Furthermore, the X-squared value, as seen below, is higher than the critical value so the null hypothesis can be rejected.
```{r, echo=T}
qchisq(.05, 2, lower.tail = FALSE)
```
# Question 7
The data for question 7 is shown below. Each tuition value is the per-pupil cost in thousands of dollars for cyber charter school tuition.
```{r, echo=T}
data7 <- read_xlsx("_data/homework_2_data.xlsx", sheet = "Question 7")
kable(data7) %>%
kable_styling()
```
The null hypothesis for question 7 is that the mean cyber charter school tuition cost per-pupil is the same in all areas.
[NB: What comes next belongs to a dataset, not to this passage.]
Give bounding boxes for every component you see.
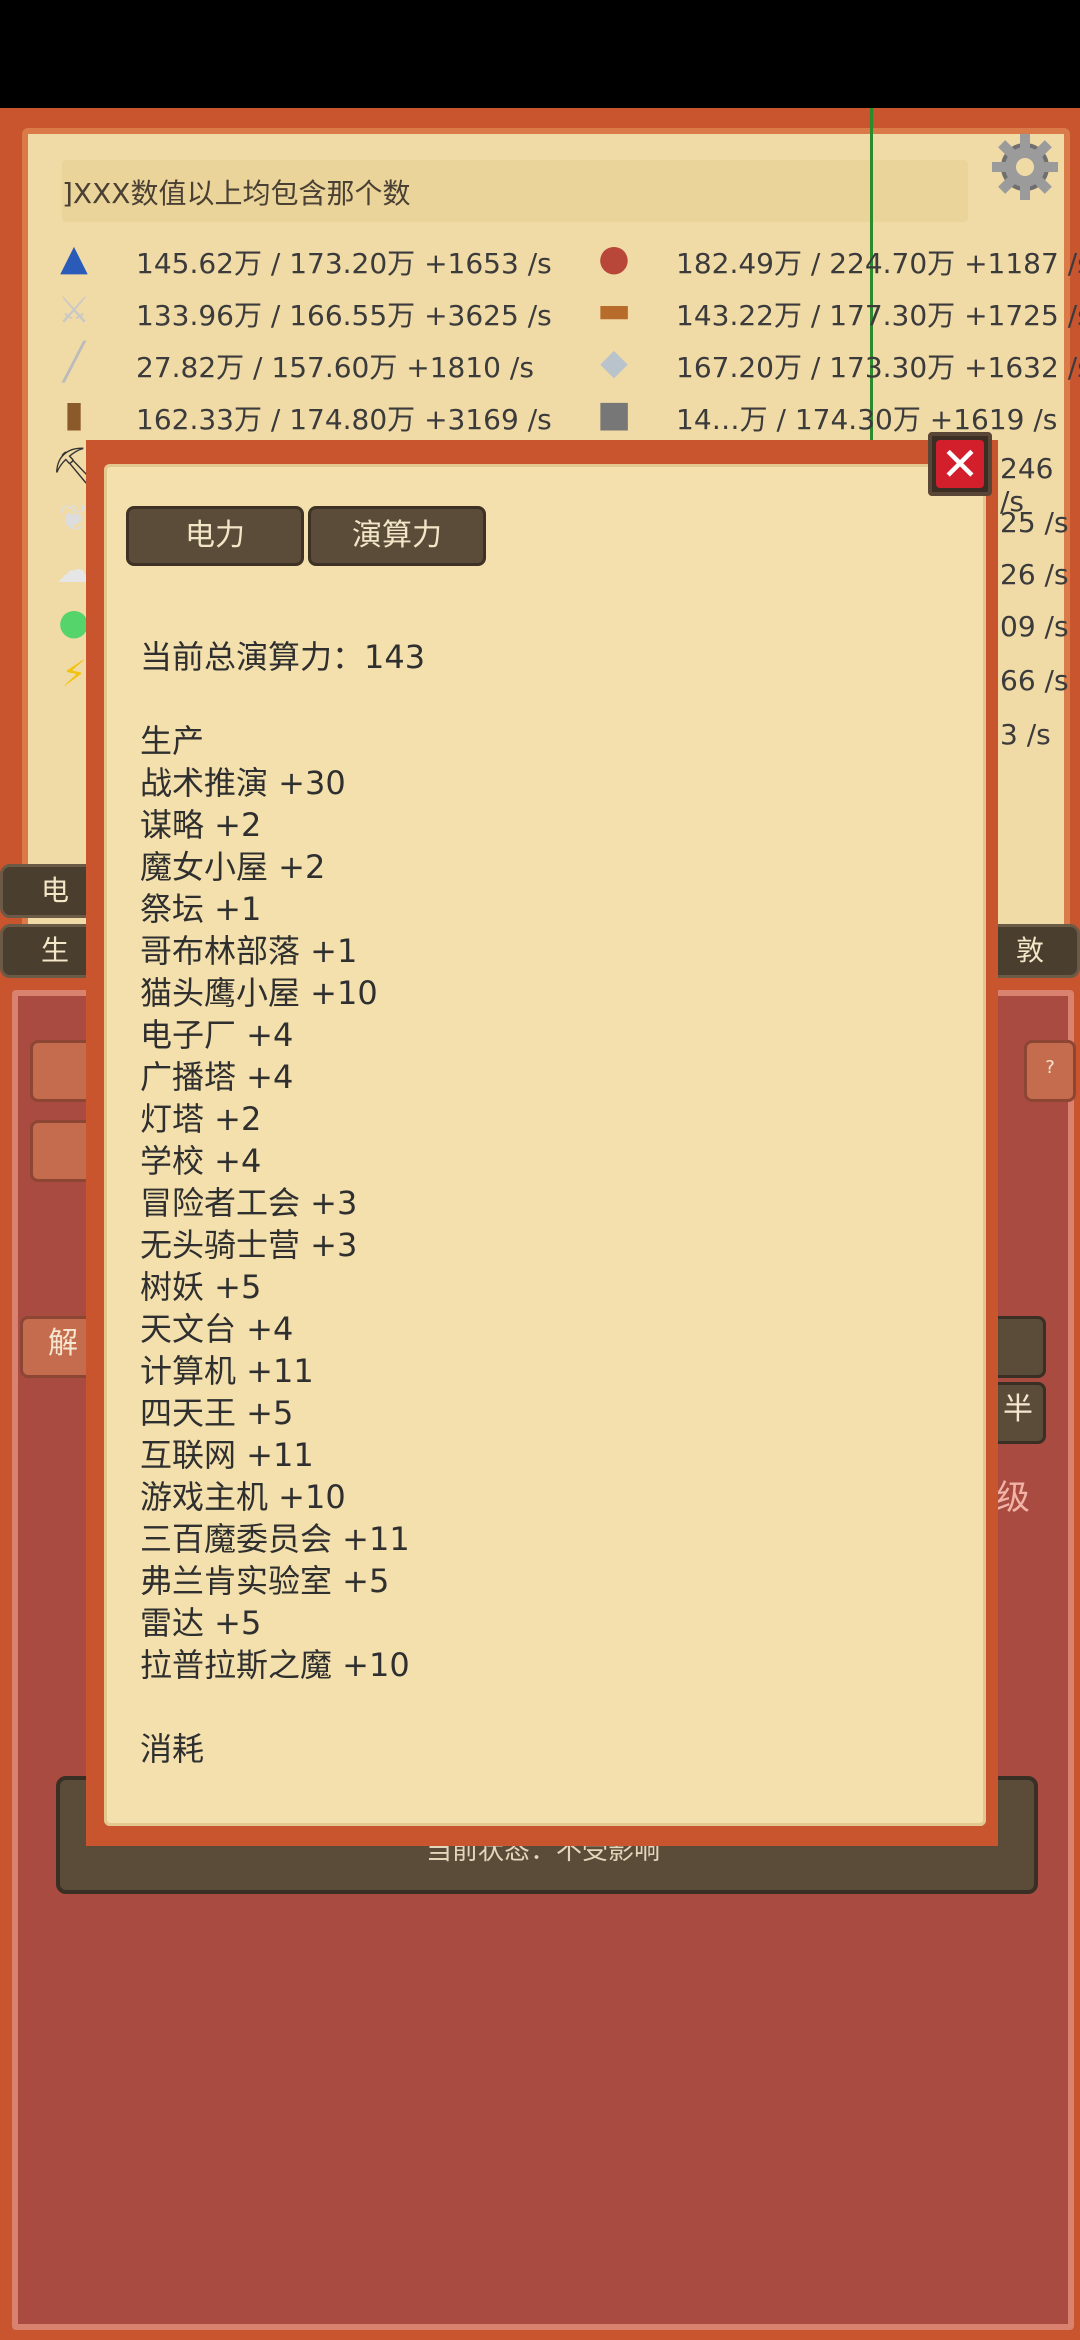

The test that should be used to determine if we can reject the null hypothesis is an ANOVA. This test has been chosen as it's used to compare the means of two or more independent groups. The results of the test are shown below.
```{r, echo=T}
ANOVA7 <- aov(tuition ~ area, data = data7)
summary(ANOVA7)
ggplot(data7, aes(x = area, y = tuition, color=area))+
geom_boxplot() +
ylab("tuition") +
xlab("area")
```
We can reject the null hypothesis because the p-value, Pr(>F), is less than .05. This tells us that at least one area has a tuition mean that is different from the others.